Поезда прибывали и прибывали. То страшное, что творилось где-то на Западе, не видное нам ТАМ, выталкивало их сюда, как незавершенные отходы некоего жуткого «производства». Искалеченные куски жизни, недобранные войной, ускользнувшие из ее лап, они были страшны и непонятны, как те сводки Информбюро, которые становились все более тягостно краткими, однообразно неясными. Но мы, госпитальные, наверное, яснее других понимали, что дело плохо, — раненые были уже из-под Киева, Калинина, Вязьмы, было ясно, что немцы идут к Москве.
Чаще всего санпоезда подкатывали самой глухой ночью или на рассвете. Они были и сами как люди, усталые, забрызганные грязью, иногда с пробоинами, с выбитыми стеклами, с окнами, кое-как заделанными фанерой, завешанными простынями, заткнутыми шинелями. Их приводил такой же усталый, черный, будто обугленный, паровоз без огней. Он дымился впереди, вздыхал, как избитый великан. После всяких формальностей, даже перебранки и криков, начиналась приемка, выгрузка раненых — самое трудное дело, потому что вагоны были разные, в большинстве неприспособленные, тяжелых выносили на руках, подавали в окна, иные при этом дико кричали, матерились от боли, охали, кругом стоял смрад бинтов, загнившей крови, немытых, запачканных тел: ведь многие в дороге ходили под себя, не могли пошевелиться, их укладывали на носилки, на одеяла, на шинелях несли к автобусам, а то и просто к грузовикам, в телеги — грузовиков было мало. Госпиталь заполнялся в считанные дни, а раненые все прибывали — их размещали теперь уже в коридорах, в спортзале и даже на лестничных площадках, где находилось хоть сколько-нибудь свободного места.
Самые тяжелые умирали у нас на глазах. Я даже представить себе не могла таких ранений, когда распорота грудная клетка, вырвана вместе с плечом рука, оторваны ноги, снесена челюсть или все лицо — одно полузасохшее, кроваво-черное булькающее нечто… Как жили эти люди? Как дотерпели до такого глубокого тыла и, «дотерпев», точно уже окончательно убедившись, что и здесь им не помогут, быстро умирали в гораздо лучших по сравнению с поездом условиях госпиталя. Уже тогда я поняла, что человек держится надеждой. Позднее, в другие годы войны, когда на всех фронтах развернулись полевые госпитали первой и второй линии, таких тяжелых не отправляли в тыл, меж нами, медиками, они назывались «осадочниками», их лечили, как могли, на месте.
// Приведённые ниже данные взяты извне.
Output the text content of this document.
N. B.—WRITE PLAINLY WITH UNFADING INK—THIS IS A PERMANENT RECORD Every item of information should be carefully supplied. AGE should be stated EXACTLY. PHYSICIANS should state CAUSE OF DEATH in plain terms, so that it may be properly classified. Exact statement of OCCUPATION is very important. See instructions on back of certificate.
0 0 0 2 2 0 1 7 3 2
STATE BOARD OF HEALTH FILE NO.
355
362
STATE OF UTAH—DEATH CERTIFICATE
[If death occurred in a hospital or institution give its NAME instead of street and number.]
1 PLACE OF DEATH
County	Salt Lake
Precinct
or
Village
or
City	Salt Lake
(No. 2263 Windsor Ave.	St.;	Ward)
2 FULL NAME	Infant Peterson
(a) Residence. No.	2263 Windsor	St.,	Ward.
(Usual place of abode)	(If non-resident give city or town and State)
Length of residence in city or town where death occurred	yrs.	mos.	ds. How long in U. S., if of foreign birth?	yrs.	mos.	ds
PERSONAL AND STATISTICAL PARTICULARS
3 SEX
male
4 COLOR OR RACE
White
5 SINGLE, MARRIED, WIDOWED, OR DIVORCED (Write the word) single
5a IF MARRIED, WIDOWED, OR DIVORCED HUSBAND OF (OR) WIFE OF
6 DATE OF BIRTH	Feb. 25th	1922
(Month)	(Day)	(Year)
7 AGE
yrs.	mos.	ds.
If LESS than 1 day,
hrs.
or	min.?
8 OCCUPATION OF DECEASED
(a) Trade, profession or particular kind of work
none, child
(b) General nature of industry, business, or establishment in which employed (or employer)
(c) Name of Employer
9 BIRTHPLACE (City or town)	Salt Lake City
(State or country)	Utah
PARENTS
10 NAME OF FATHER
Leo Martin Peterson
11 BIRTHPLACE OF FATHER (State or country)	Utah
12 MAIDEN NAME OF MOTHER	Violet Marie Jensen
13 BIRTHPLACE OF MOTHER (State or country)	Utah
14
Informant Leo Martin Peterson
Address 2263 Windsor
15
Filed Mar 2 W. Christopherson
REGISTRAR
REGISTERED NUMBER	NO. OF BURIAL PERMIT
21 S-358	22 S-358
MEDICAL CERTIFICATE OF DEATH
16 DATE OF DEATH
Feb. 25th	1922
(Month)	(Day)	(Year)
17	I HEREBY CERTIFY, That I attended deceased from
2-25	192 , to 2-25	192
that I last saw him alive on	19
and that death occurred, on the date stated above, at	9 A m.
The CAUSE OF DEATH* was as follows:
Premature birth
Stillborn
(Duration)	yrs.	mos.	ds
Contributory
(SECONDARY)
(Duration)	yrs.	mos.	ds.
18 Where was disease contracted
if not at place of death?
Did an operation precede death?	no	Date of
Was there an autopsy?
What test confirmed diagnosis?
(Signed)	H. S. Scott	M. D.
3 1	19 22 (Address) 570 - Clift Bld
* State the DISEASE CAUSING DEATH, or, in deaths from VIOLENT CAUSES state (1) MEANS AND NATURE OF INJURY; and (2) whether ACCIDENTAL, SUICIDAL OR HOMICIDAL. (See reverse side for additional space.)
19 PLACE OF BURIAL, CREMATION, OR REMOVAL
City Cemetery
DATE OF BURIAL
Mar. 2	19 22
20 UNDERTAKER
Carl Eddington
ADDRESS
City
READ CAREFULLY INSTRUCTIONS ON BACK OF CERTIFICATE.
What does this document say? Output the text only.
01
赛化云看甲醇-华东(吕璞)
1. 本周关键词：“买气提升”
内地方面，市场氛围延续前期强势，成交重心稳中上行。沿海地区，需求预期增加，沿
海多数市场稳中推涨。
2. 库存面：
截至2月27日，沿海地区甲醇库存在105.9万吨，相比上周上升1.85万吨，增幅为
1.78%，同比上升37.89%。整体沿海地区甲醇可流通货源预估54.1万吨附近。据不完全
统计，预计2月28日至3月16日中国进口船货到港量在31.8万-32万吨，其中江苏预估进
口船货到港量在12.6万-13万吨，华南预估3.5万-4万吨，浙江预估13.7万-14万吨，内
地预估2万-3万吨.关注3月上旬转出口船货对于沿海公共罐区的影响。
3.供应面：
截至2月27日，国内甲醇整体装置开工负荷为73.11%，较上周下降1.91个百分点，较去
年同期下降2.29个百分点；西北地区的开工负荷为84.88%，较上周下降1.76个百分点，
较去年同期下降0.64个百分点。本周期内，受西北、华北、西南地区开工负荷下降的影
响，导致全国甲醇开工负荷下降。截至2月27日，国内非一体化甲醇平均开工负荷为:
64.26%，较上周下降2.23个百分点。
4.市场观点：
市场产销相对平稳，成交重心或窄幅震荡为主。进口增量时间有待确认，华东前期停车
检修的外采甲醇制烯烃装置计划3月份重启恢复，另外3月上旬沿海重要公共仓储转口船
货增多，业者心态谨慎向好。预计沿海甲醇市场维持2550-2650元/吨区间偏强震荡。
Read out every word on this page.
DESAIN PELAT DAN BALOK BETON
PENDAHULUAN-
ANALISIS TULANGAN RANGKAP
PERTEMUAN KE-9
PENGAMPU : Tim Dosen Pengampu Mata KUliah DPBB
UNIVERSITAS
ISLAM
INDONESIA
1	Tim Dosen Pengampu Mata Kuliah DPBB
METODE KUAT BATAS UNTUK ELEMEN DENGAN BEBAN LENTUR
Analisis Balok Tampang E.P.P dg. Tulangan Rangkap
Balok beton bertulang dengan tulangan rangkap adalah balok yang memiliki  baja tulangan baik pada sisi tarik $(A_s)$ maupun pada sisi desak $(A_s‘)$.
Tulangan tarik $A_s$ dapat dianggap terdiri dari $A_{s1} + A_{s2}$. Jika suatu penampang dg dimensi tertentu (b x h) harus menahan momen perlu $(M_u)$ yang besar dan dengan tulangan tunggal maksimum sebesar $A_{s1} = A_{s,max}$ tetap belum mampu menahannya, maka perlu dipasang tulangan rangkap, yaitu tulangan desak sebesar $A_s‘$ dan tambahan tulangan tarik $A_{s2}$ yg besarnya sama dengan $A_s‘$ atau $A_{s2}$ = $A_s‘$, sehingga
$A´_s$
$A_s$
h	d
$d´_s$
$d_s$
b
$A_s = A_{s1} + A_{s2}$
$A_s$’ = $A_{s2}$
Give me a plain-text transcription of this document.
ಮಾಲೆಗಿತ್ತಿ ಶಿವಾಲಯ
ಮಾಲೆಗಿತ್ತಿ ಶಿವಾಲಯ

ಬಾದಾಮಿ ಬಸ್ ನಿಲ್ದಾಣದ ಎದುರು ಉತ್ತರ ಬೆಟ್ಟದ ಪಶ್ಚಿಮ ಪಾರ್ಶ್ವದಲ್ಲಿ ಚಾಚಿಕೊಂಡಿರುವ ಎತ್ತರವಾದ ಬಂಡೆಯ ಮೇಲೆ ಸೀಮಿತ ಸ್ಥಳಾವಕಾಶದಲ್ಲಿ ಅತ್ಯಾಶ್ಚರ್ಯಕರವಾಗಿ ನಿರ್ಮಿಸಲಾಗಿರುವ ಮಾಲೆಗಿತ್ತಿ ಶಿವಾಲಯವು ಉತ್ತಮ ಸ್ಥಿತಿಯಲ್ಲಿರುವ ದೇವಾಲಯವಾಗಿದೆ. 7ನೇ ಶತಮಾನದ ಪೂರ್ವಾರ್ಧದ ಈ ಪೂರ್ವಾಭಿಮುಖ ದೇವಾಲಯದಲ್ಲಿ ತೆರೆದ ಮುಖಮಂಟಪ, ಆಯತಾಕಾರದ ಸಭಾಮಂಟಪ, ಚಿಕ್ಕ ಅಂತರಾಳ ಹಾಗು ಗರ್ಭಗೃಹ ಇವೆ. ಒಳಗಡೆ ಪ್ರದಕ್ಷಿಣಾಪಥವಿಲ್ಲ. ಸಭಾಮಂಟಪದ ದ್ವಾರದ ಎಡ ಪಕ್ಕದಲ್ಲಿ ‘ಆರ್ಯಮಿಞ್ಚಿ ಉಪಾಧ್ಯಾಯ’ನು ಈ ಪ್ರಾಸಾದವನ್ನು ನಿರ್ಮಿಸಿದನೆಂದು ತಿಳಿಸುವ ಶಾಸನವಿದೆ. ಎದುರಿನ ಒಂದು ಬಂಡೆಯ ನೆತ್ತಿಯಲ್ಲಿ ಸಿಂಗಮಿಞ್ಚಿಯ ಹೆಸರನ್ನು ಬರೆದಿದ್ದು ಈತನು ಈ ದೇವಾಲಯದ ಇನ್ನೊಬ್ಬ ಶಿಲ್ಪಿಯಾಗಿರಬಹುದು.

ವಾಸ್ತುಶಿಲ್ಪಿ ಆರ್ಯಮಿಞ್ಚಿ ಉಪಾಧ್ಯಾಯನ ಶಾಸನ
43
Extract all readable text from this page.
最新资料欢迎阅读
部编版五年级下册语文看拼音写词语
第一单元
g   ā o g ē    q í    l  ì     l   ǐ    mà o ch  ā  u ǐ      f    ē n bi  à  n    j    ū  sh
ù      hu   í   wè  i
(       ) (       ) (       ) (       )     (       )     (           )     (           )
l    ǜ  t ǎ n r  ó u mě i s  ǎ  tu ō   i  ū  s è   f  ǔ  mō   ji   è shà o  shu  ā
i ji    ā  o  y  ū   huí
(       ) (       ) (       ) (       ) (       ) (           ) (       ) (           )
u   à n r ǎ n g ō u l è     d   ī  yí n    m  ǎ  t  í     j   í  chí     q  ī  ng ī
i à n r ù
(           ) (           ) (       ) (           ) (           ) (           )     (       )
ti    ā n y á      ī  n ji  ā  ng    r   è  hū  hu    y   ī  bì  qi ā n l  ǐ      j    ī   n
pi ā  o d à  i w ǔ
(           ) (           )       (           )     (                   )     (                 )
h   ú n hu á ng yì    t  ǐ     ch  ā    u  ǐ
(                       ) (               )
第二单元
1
Но в первые месяцы войны в тыл отправляли всех. И многие жили, может быть, потому, что еще несколько дней, недель назад были крепкие, здоровые, молодые, и эти молодость и здоровье давали силы терпеть самые немыслимые раны.
Меня и Валю определили в челюстно-лицевую группу отделения, где были почти сплошь тяжелые — раненые, у которых разбито лицо, оторван язык, снесены зубы, зияли черные дыры вместо носа и рта. Раненые не могли говорить, не могли есть и пить, иные и ничего не видели. Я кормила их из шприца Жане кашицей из сырых яиц, молока, растертого хлеба, они писали мне записки корявыми каракулями, ужасно мычали, силясь произнести хоть слово — у них была отнята судьбой и войной даже такая простейшая возможность. Не видеть, не говорить, не иметь никаких надежд среди бесконечной оглушающей боли! После каждой такой кормежки я была облита непроизвольными извержениями желудков, жидкой пищей, кровью, и первые дни меня шатало, когда выходила из палаты, сама похожая на этих людей, вся забрызганная и в крови, шла мыть фартук, менять халат. А иногда я плакала вместе с этими потерявшими человеческий облик людьми, и, странно, мой плач утешал их, они переставали биться, а кто-то даже начинал меня гладить по рукам и по плечу.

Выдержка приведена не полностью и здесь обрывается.